We missed you at the sewing soiree, 
but you can have a little taste of our enjoyment with this recipe.

Wednesday, February 3, 2010

Cornucopia Salad

Cornucopia Salad

Sorry no picture to go with this post. I will take a picture of this elegant and delicious salad next time I make it and post it. But in the mean time, here is a recipe for the salad that is sure to please whether for Thanksgiving dinner, or any day of the week.

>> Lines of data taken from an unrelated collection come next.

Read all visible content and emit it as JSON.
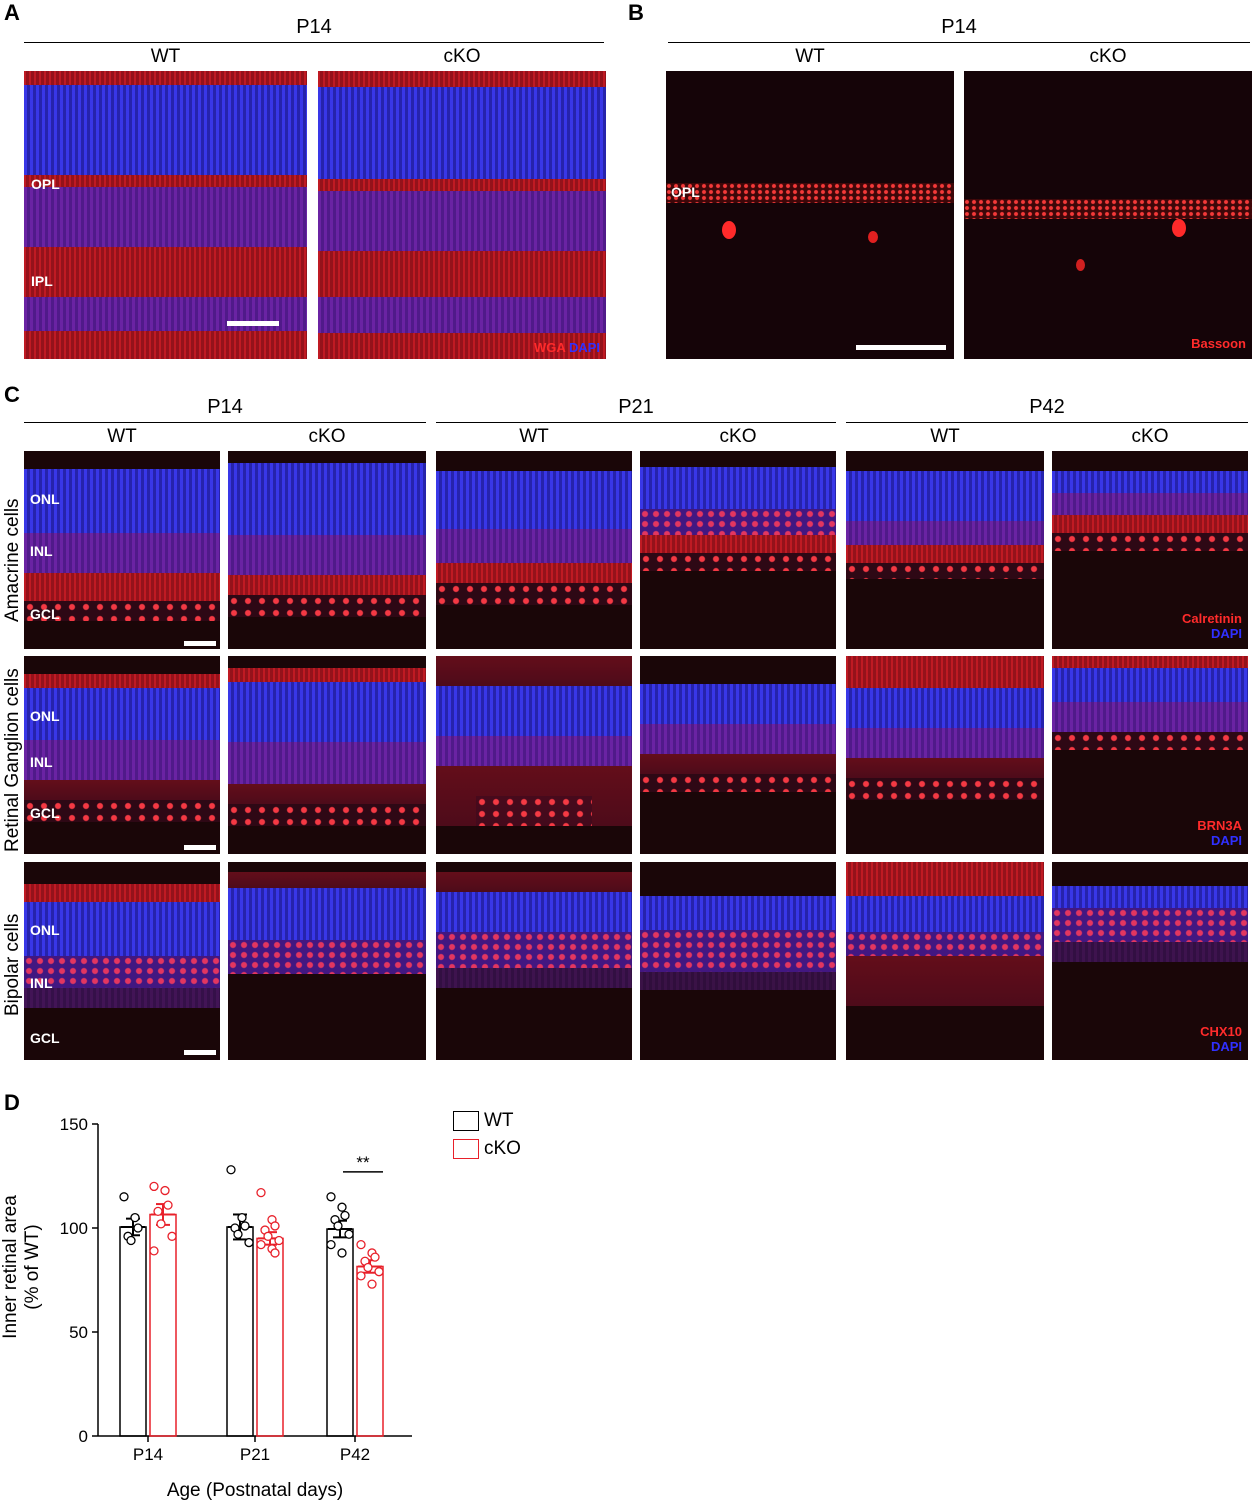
{
  "panelA": {
    "letter": "A",
    "age": "P14",
    "cols": [
      "WT",
      "cKO"
    ],
    "layers": [
      "OPL",
      "IPL"
    ],
    "stain_red": "WGA",
    "stain_blue": "DAPI"
  },
  "panelB": {
    "letter": "B",
    "age": "P14",
    "cols": [
      "WT",
      "cKO"
    ],
    "layer": "OPL",
    "stain": "Bassoon"
  },
  "panelC": {
    "letter": "C",
    "ages": [
      "P14",
      "P21",
      "P42"
    ],
    "cols": [
      "WT",
      "cKO",
      "WT",
      "cKO",
      "WT",
      "cKO"
    ],
    "rows": [
      {
        "label": "Amacrine cells",
        "layers": [
          "ONL",
          "INL",
          "GCL"
        ],
        "stain": "Calretinin",
        "counter": "DAPI"
      },
      {
        "label": "Retinal Ganglion cells",
        "layers": [
          "ONL",
          "INL",
          "GCL"
        ],
        "stain": "BRN3A",
        "counter": "DAPI"
      },
      {
        "label": "Bipolar cells",
        "layers": [
          "ONL",
          "INL",
          "GCL"
        ],
        "stain": "CHX10",
        "counter": "DAPI"
      }
    ]
  },
  "panelD": {
    "letter": "D",
    "legend": [
      "WT",
      "cKO"
    ],
    "significance": "**"
  },
  "colors": {
    "wt": "#000000",
    "cko": "#e8202a",
    "bg": "#ffffff"
  },
  "chart_data": {
    "type": "bar",
    "categories": [
      "P14",
      "P21",
      "P42"
    ],
    "series": [
      {
        "name": "WT",
        "values": [
          100.5,
          100.5,
          99.5
        ],
        "sem": [
          4,
          6,
          4
        ],
        "points": [
          [
            115,
            105,
            100,
            96,
            94
          ],
          [
            128,
            105,
            101,
            100,
            97,
            93
          ],
          [
            115,
            110,
            106,
            104,
            101,
            97,
            92,
            88
          ]
        ]
      },
      {
        "name": "cKO",
        "values": [
          106.5,
          95,
          81.5
        ],
        "sem": [
          5,
          3,
          3
        ],
        "points": [
          [
            120,
            118,
            111,
            108,
            102,
            96,
            89
          ],
          [
            117,
            104,
            101,
            99,
            96,
            94,
            92,
            90,
            88
          ],
          [
            92,
            88,
            86,
            84,
            81,
            79,
            77,
            73
          ]
        ]
      }
    ],
    "xlabel": "Age (Postnatal days)",
    "ylabel": "Inner retinal area (% of WT)",
    "ylabel_lines": [
      "Inner retinal area",
      "(% of WT)"
    ],
    "ylim": [
      0,
      150
    ],
    "yticks": [
      0,
      50,
      100,
      150
    ],
    "annotation": {
      "text": "**",
      "category": "P42"
    }
  }
}
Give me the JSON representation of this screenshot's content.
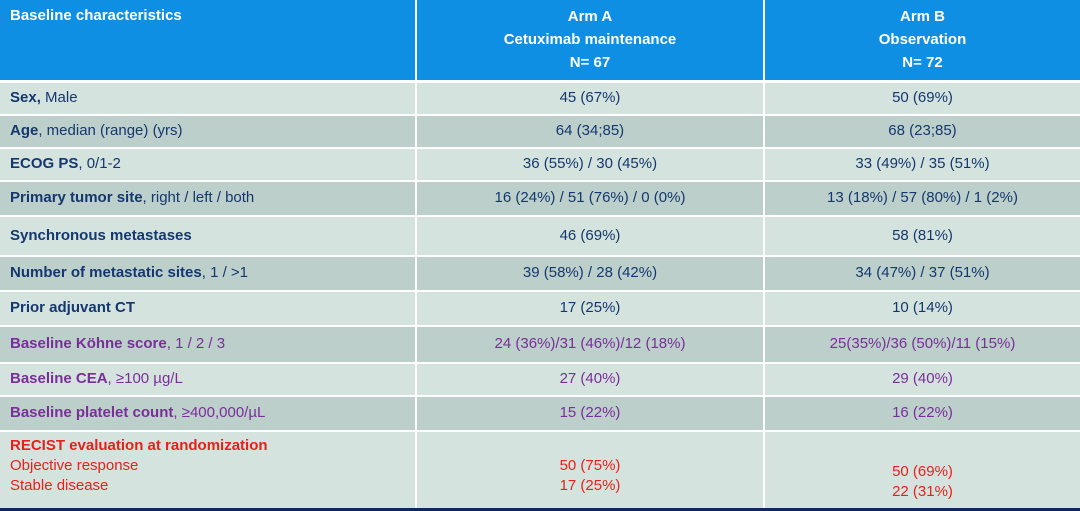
{
  "colors": {
    "header_bg": "#0f8fe3",
    "row_light": "#d5e3df",
    "row_dark": "#bccfca",
    "text_blue": "#14386e",
    "text_purple": "#7a2e9a",
    "text_red": "#e8201a"
  },
  "header": {
    "col0": "Baseline characteristics",
    "arm_a": {
      "line1": "Arm A",
      "line2": "Cetuximab maintenance",
      "line3": "N= 67"
    },
    "arm_b": {
      "line1": "Arm B",
      "line2": "Observation",
      "line3": "N= 72"
    }
  },
  "rows": [
    {
      "label_bold": "Sex,",
      "label_rest": " Male",
      "arm_a": "45 (67%)",
      "arm_b": "50 (69%)"
    },
    {
      "label_bold": "Age",
      "label_rest": ", median (range) (yrs)",
      "arm_a": "64 (34;85)",
      "arm_b": "68 (23;85)"
    },
    {
      "label_bold": "ECOG PS",
      "label_rest": ", 0/1-2",
      "arm_a": "36 (55%) / 30 (45%)",
      "arm_b": "33 (49%) / 35 (51%)"
    },
    {
      "label_bold": "Primary tumor site",
      "label_rest": ", right / left / both",
      "arm_a": "16 (24%) / 51 (76%) / 0 (0%)",
      "arm_b": "13 (18%) / 57 (80%) / 1 (2%)"
    },
    {
      "label_bold": "Synchronous metastases",
      "label_rest": "",
      "arm_a": "46 (69%)",
      "arm_b": "58 (81%)"
    },
    {
      "label_bold": "Number of metastatic sites",
      "label_rest": ", 1 / >1",
      "arm_a": "39 (58%) / 28 (42%)",
      "arm_b": "34 (47%) / 37 (51%)"
    },
    {
      "label_bold": "Prior adjuvant CT",
      "label_rest": "",
      "arm_a": "17 (25%)",
      "arm_b": "10 (14%)"
    },
    {
      "label_bold": "Baseline Köhne score",
      "label_rest": ", 1 / 2 / 3",
      "arm_a": "24 (36%)/31 (46%)/12 (18%)",
      "arm_b": "25(35%)/36 (50%)/11 (15%)"
    },
    {
      "label_bold": "Baseline CEA",
      "label_rest": ", ≥100 µg/L",
      "arm_a": "27 (40%)",
      "arm_b": "29 (40%)"
    },
    {
      "label_bold": "Baseline platelet count",
      "label_rest": ",  ≥400,000/µL",
      "arm_a": "15 (22%)",
      "arm_b": "16 (22%)"
    }
  ],
  "recist": {
    "title": "RECIST evaluation at randomization",
    "line1": "Objective response",
    "line2": "Stable disease",
    "arm_a_1": "50 (75%)",
    "arm_a_2": "17 (25%)",
    "arm_b_1": "50 (69%)",
    "arm_b_2": "22 (31%)"
  }
}
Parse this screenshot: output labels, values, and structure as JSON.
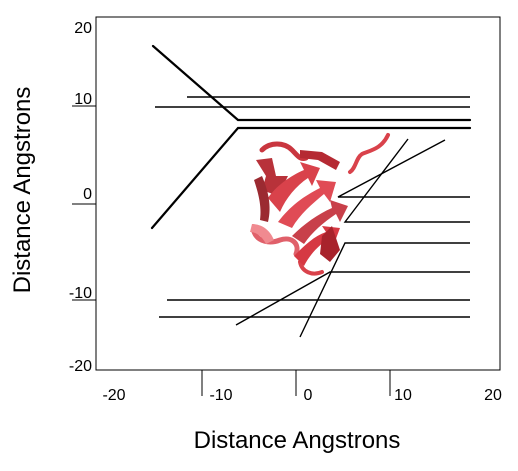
{
  "diagram": {
    "xlabel": "Distance Angstrons",
    "ylabel": "Distance Angstrons",
    "x_ticks": [
      {
        "value": -20,
        "label": "-20"
      },
      {
        "value": -10,
        "label": "-10"
      },
      {
        "value": 0,
        "label": "0"
      },
      {
        "value": 10,
        "label": "10"
      },
      {
        "value": 20,
        "label": "20"
      }
    ],
    "y_ticks": [
      {
        "value": 20,
        "label": "20"
      },
      {
        "value": 10,
        "label": "10"
      },
      {
        "value": 0,
        "label": "0"
      },
      {
        "value": -10,
        "label": "-10"
      },
      {
        "value": -20,
        "label": "-20"
      }
    ],
    "colors": {
      "frame": "#000000",
      "lines": "#000000",
      "protein": "#d9424b",
      "protein_dark": "#8e1f27",
      "protein_light": "#f08a90"
    }
  }
}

Prep: 25 minuets Makes: 4 servings

1/2 head green leaf lettuce torn into bite size
1/2 head Romain lettuce torn into bite size
1 C chopped celery
4 green onions chopped
1 avocado cut into chunks
1 apple or pear, diced.
1/4 C currants
1/2 C crumbled bleu cheese
1/3 C candied almonds

Dressing (make early for flavors to blend)

1/2 t salt and pepper
1/4 C oil
1 T chopped fresh flat leaf parsley
2 T sugar
2 T white wine vinegar

Candied Almonds:
Melt 3 T sugar in large frying pan with a package of sliced almonds. Stir almost constantly until almonds are coated. Don't let sugar burn. Spread on foil to cool. It's easy!

Makin' the Salad:
Mix it all up!

Now, I make a few changes when I make this. Although this is how my Gma makes it and I like it as is as well. My husband does not like bleu cheese or green onions so I leave those out. I always forget to get currants so I leave those out as well. I buy almonds in a large bag, so I just dump a bunch of almonds and a good amount of sugar in the pan and see how it goes. I keep the extra candied almonds in a container for later. Enjoy!